The modern view of branding

if you want a quick and entertaining way of understanding what is a brand in the modern sense of the word, get this book. Even if you know already what "brand" and "branding" mean, this book will reset your brain into rethinking your business and where you are going with it. It is a must read for anyone involved in selling stuff or services out of an established franchise or license.

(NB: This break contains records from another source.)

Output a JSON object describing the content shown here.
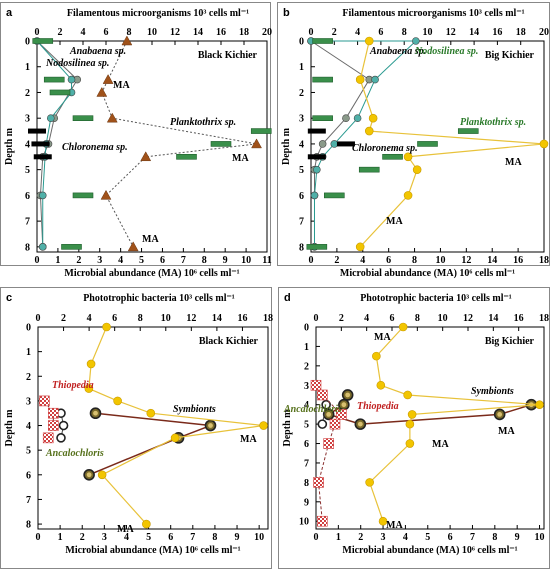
{
  "colors": {
    "filament_bar": "#3a8f4a",
    "filament_bar_edge": "#1f5e2c",
    "black_bar": "#000000",
    "ma_triangle": "#a0521a",
    "ma_dot": "#f2c500",
    "ma_line": "#e8c23a",
    "anab_fill": "#8a9a8a",
    "anab_line": "#6a6a6a",
    "nodo_fill": "#4fb0a8",
    "nodo_line": "#2a9a90",
    "symb_line": "#7a2a1a",
    "symb_fill": "#7a6a2a",
    "anca_fill": "#ffffff",
    "anca_edge": "#55701a",
    "thio_fill": "#f2b6b6",
    "thio_edge": "#d04040",
    "green_text": "#2a7a2a",
    "red_text": "#c02020"
  },
  "panels": [
    {
      "letter": "a",
      "header": "Filamentous microorganisms 10³ cells ml⁻¹",
      "lake": "Black Kichier",
      "top_ticks": [
        "0",
        "2",
        "4",
        "6",
        "8",
        "10",
        "12",
        "14",
        "16",
        "18",
        "20"
      ],
      "bottom_ticks": [
        "0",
        "1",
        "2",
        "3",
        "4",
        "5",
        "6",
        "7",
        "8",
        "9",
        "10",
        "11"
      ],
      "bottom_label": "Microbial abundance (MA) 10⁶ cells ml⁻¹",
      "y_ticks": [
        "0",
        "1",
        "2",
        "3",
        "4",
        "5",
        "6",
        "7",
        "8"
      ],
      "y_label": "Depth m",
      "labels": {
        "anabaena": "Anabaena sp.",
        "nodosilinea": "Nodosilinea sp.",
        "planktothrix": "Planktothrix sp.",
        "chloronema": "Chloronema sp.",
        "ma1": "MA",
        "ma2": "MA",
        "ma3": "MA"
      }
    },
    {
      "letter": "b",
      "header": "Filamentous microorganisms 10³ cells ml⁻¹",
      "lake": "Big Kichier",
      "top_ticks": [
        "0",
        "2",
        "4",
        "6",
        "8",
        "10",
        "12",
        "14",
        "16",
        "18",
        "20"
      ],
      "bottom_ticks": [
        "0",
        "2",
        "4",
        "6",
        "8",
        "10",
        "12",
        "14",
        "16",
        "18"
      ],
      "bottom_label": "Microbial abundance (MA) 10⁶ cells ml⁻¹",
      "y_ticks": [
        "0",
        "1",
        "2",
        "3",
        "4",
        "5",
        "6",
        "7",
        "8"
      ],
      "y_label": "Depth m",
      "labels": {
        "anabaena": "Anabaena sp.",
        "nodosilinea": "Nodosilinea sp.",
        "planktothrix": "Planktothrix sp.",
        "chloronema": "Chloronema sp.",
        "ma1": "MA",
        "ma2": "MA"
      }
    },
    {
      "letter": "c",
      "header": "Phototrophic bacteria 10³ cells ml⁻¹",
      "lake": "Black Kichier",
      "top_ticks": [
        "0",
        "2",
        "4",
        "6",
        "8",
        "10",
        "12",
        "14",
        "16",
        "18"
      ],
      "bottom_ticks": [
        "0",
        "1",
        "2",
        "3",
        "4",
        "5",
        "6",
        "7",
        "8",
        "9",
        "10"
      ],
      "bottom_label": "Microbial abundance (MA) 10⁶ cells ml⁻¹",
      "y_ticks": [
        "0",
        "1",
        "2",
        "3",
        "4",
        "5",
        "6",
        "7",
        "8"
      ],
      "y_label": "Depth m",
      "labels": {
        "thiopedia": "Thiopedia",
        "symbionts": "Symbionts",
        "ancalochloris": "Ancalochloris",
        "ma1": "MA",
        "ma2": "MA"
      }
    },
    {
      "letter": "d",
      "header": "Phototrophic bacteria 10³ cells ml⁻¹",
      "lake": "Big Kichier",
      "top_ticks": [
        "0",
        "2",
        "4",
        "6",
        "8",
        "10",
        "12",
        "14",
        "16",
        "18"
      ],
      "bottom_ticks": [
        "0",
        "1",
        "2",
        "3",
        "4",
        "5",
        "6",
        "7",
        "8",
        "9",
        "10"
      ],
      "bottom_label": "Microbial abundance (MA) 10⁶ cells ml⁻¹",
      "y_ticks": [
        "0",
        "1",
        "2",
        "3",
        "4",
        "5",
        "6",
        "7",
        "8",
        "9",
        "10"
      ],
      "y_label": "Depth m",
      "labels": {
        "thiopedia": "Thiopedia",
        "symbionts": "Symbionts",
        "ancalochloris": "Ancalochloris",
        "ma1": "MA",
        "ma2": "MA",
        "ma3": "MA"
      }
    }
  ],
  "chart_data": [
    {
      "panel": "a",
      "type": "line",
      "ylim": [
        0,
        8.2
      ],
      "top_xlim": [
        0,
        20
      ],
      "bottom_xlim": [
        0,
        11
      ],
      "series": [
        {
          "name": "Anabaena sp.",
          "axis": "top",
          "marker": "circle",
          "points": [
            [
              0,
              0
            ],
            [
              3.5,
              1.5
            ],
            [
              1.5,
              3
            ],
            [
              1,
              4
            ],
            [
              0.5,
              4.5
            ],
            [
              0.3,
              6
            ],
            [
              0.5,
              8
            ]
          ]
        },
        {
          "name": "Nodosilinea sp.",
          "axis": "top",
          "marker": "circle",
          "points": [
            [
              0,
              0
            ],
            [
              3,
              1.5
            ],
            [
              3,
              2
            ],
            [
              1.2,
              3
            ],
            [
              0.8,
              4
            ],
            [
              0.7,
              4.5
            ],
            [
              0.5,
              6
            ],
            [
              0.5,
              8
            ]
          ]
        },
        {
          "name": "Planktothrix sp.",
          "axis": "top",
          "marker": "bar",
          "points": [
            [
              0.5,
              0
            ],
            [
              1.5,
              1.5
            ],
            [
              2,
              2
            ],
            [
              4,
              3
            ],
            [
              19.5,
              3.5
            ],
            [
              16,
              4
            ],
            [
              13,
              4.5
            ],
            [
              4,
              6
            ],
            [
              3,
              8
            ]
          ]
        },
        {
          "name": "Chloronema sp.",
          "axis": "top",
          "marker": "blackbar",
          "points": [
            [
              0,
              3.5
            ],
            [
              0.3,
              4
            ],
            [
              0.5,
              4.5
            ]
          ]
        },
        {
          "name": "MA",
          "axis": "bottom",
          "marker": "triangle",
          "points": [
            [
              4.3,
              0
            ],
            [
              3.4,
              1.5
            ],
            [
              3.1,
              2
            ],
            [
              3.6,
              3
            ],
            [
              10.5,
              4
            ],
            [
              5.2,
              4.5
            ],
            [
              3.3,
              6
            ],
            [
              4.6,
              8
            ]
          ]
        }
      ]
    },
    {
      "panel": "b",
      "type": "line",
      "ylim": [
        0,
        8.2
      ],
      "top_xlim": [
        0,
        20
      ],
      "bottom_xlim": [
        0,
        18
      ],
      "series": [
        {
          "name": "Anabaena sp.",
          "axis": "top",
          "marker": "circle",
          "points": [
            [
              0,
              0
            ],
            [
              5,
              1.5
            ],
            [
              3,
              3
            ],
            [
              1,
              4
            ],
            [
              0.5,
              4.5
            ],
            [
              0.3,
              5
            ],
            [
              0.3,
              6
            ],
            [
              0.3,
              8
            ]
          ]
        },
        {
          "name": "Nodosilinea sp.",
          "axis": "top",
          "marker": "circle",
          "points": [
            [
              0,
              0
            ],
            [
              9,
              0
            ],
            [
              5.5,
              1.5
            ],
            [
              4,
              3
            ],
            [
              2,
              4
            ],
            [
              1,
              4.5
            ],
            [
              0.5,
              5
            ],
            [
              0.3,
              6
            ],
            [
              0.3,
              8
            ]
          ]
        },
        {
          "name": "Planktothrix sp.",
          "axis": "top",
          "marker": "bar",
          "points": [
            [
              1,
              0
            ],
            [
              1,
              1.5
            ],
            [
              1,
              3
            ],
            [
              13.5,
              3.5
            ],
            [
              10,
              4
            ],
            [
              7,
              4.5
            ],
            [
              5,
              5
            ],
            [
              2,
              6
            ],
            [
              0.5,
              8
            ]
          ]
        },
        {
          "name": "Chloronema sp.",
          "axis": "top",
          "marker": "blackbar",
          "points": [
            [
              0.5,
              3.5
            ],
            [
              3,
              4
            ],
            [
              0.5,
              4.5
            ]
          ]
        },
        {
          "name": "MA",
          "axis": "bottom",
          "marker": "dot",
          "points": [
            [
              4.5,
              0
            ],
            [
              3.8,
              1.5
            ],
            [
              4.8,
              3
            ],
            [
              4.5,
              3.5
            ],
            [
              18,
              4
            ],
            [
              7.5,
              4.5
            ],
            [
              8.2,
              5
            ],
            [
              7.5,
              6
            ],
            [
              3.8,
              8
            ]
          ]
        }
      ]
    },
    {
      "panel": "c",
      "type": "line",
      "ylim": [
        0,
        8.2
      ],
      "top_xlim": [
        0,
        18
      ],
      "bottom_xlim": [
        0,
        10.4
      ],
      "series": [
        {
          "name": "Symbionts",
          "axis": "top",
          "marker": "ring",
          "points": [
            [
              4.5,
              3.5
            ],
            [
              13.5,
              4
            ],
            [
              11,
              4.5
            ],
            [
              4,
              6
            ]
          ]
        },
        {
          "name": "Ancalochloris",
          "axis": "top",
          "marker": "ringhollow",
          "points": [
            [
              1.8,
              3.5
            ],
            [
              2,
              4
            ],
            [
              1.8,
              4.5
            ]
          ]
        },
        {
          "name": "Thiopedia",
          "axis": "top",
          "marker": "checker",
          "points": [
            [
              0.5,
              3
            ],
            [
              1.2,
              3.5
            ],
            [
              1.2,
              4
            ],
            [
              0.8,
              4.5
            ]
          ]
        },
        {
          "name": "MA",
          "axis": "bottom",
          "marker": "dot",
          "points": [
            [
              3.1,
              0
            ],
            [
              2.4,
              1.5
            ],
            [
              2.3,
              2.5
            ],
            [
              3.6,
              3
            ],
            [
              5.1,
              3.5
            ],
            [
              10.2,
              4
            ],
            [
              6.2,
              4.5
            ],
            [
              2.9,
              6
            ],
            [
              4.9,
              8
            ]
          ]
        }
      ]
    },
    {
      "panel": "d",
      "type": "line",
      "ylim": [
        0,
        10.4
      ],
      "top_xlim": [
        0,
        18
      ],
      "bottom_xlim": [
        0,
        10.2
      ],
      "series": [
        {
          "name": "Symbionts",
          "axis": "top",
          "marker": "ring",
          "points": [
            [
              2.5,
              3.5
            ],
            [
              2.2,
              4
            ],
            [
              1,
              4.5
            ],
            [
              3.5,
              5
            ],
            [
              14.5,
              4.5
            ],
            [
              17,
              4
            ]
          ]
        },
        {
          "name": "Ancalochloris",
          "axis": "top",
          "marker": "ringhollow",
          "points": [
            [
              0.8,
              4
            ],
            [
              0.5,
              5
            ]
          ]
        },
        {
          "name": "Thiopedia",
          "axis": "top",
          "marker": "checker",
          "points": [
            [
              0,
              3
            ],
            [
              0.5,
              3.5
            ],
            [
              2,
              4.5
            ],
            [
              1.5,
              5
            ],
            [
              1,
              6
            ],
            [
              0.2,
              8
            ],
            [
              0.5,
              10
            ]
          ]
        },
        {
          "name": "MA",
          "axis": "bottom",
          "marker": "dot",
          "points": [
            [
              3.9,
              0
            ],
            [
              2.7,
              1.5
            ],
            [
              2.9,
              3
            ],
            [
              4.1,
              3.5
            ],
            [
              10,
              4
            ],
            [
              4.3,
              4.5
            ],
            [
              4.2,
              5
            ],
            [
              4.2,
              6
            ],
            [
              2.4,
              8
            ],
            [
              3,
              10
            ]
          ]
        }
      ]
    }
  ]
}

Branding for the rest of us

I am not a CEO, owner, entrepreneur, SVP of marketing, nor do I work in a company struggling to turn a fourth-tier brand into a world beater. Those are the native audiences for this wonderful, finish-it-in-a-plane-ride book. I'm a writer and consultant trying to explain branding to fundraisers, and what I intensely like about Marty Neumeier's brief "whiteboard overview" (his phrase) of branding is that it answers ALL my questions about branding and brand strategy quickly, simply, with nicely selected examples. It starts with what branding is NOT (not your logo, not your visual ID, not your products). Then it defines what it truly is, "A brand is a person's gut feeling about a product, service, or company." That's in the first couple of pages. But of course there's so much more. I love a good, insight-rich how-to book the way others love a good mystery. The Brand Gap is among the best.

Killer book

A good book is one that not only provides an interesting read, but gets you off the dime to DO something. Our company is large (40,000 employees)and we had ahuge gap between business and brand. After reading this book, my team and I re-org'd our company around the "superteam" model of brand building. Now we have cross-deparmental collaboration, plus a stable of small, best of breed external firms to give us some creative horsepower. The left brain's finally connected to the right brain, to quote Neumeier's phrase. We use the book to introduce new hires to the brand concept, then follow up with training on our own brand. This is the book that got us going. I recommend it to anyone who wants to incite change in their organization.

One huge idea

Those who characterize The Brand Gap is a primer are missing the point. While the book does condense and clarify many existing theories of branding, it contributes one huge idea that has never been adequately addressed---namely, that unless strategy is connected to customer delight, there IS no brand. There's just a great business strategy that no one can see, or else there's a feel-good image that isn't based on business reality. Either extreme leads eventually to brand failure. In addition to the core idea of this book, I found a number of subordinate ideas that seem extremely fresh in the marketing world: the changing requirements for trademarks and identities, the collaborative brand-building model, and the need for Chief Brand Officers to coordinate the work, to name a few. The book may seem simple, but its simplicity is deceptive. I loved it so much that I attended one of Neumeir's workshops and was not disappointed. Both the book and the workshop are perfect examples of branding in action. They're different, collaborative, innovative, tested, and they lead to sustainable business success. Great stuff.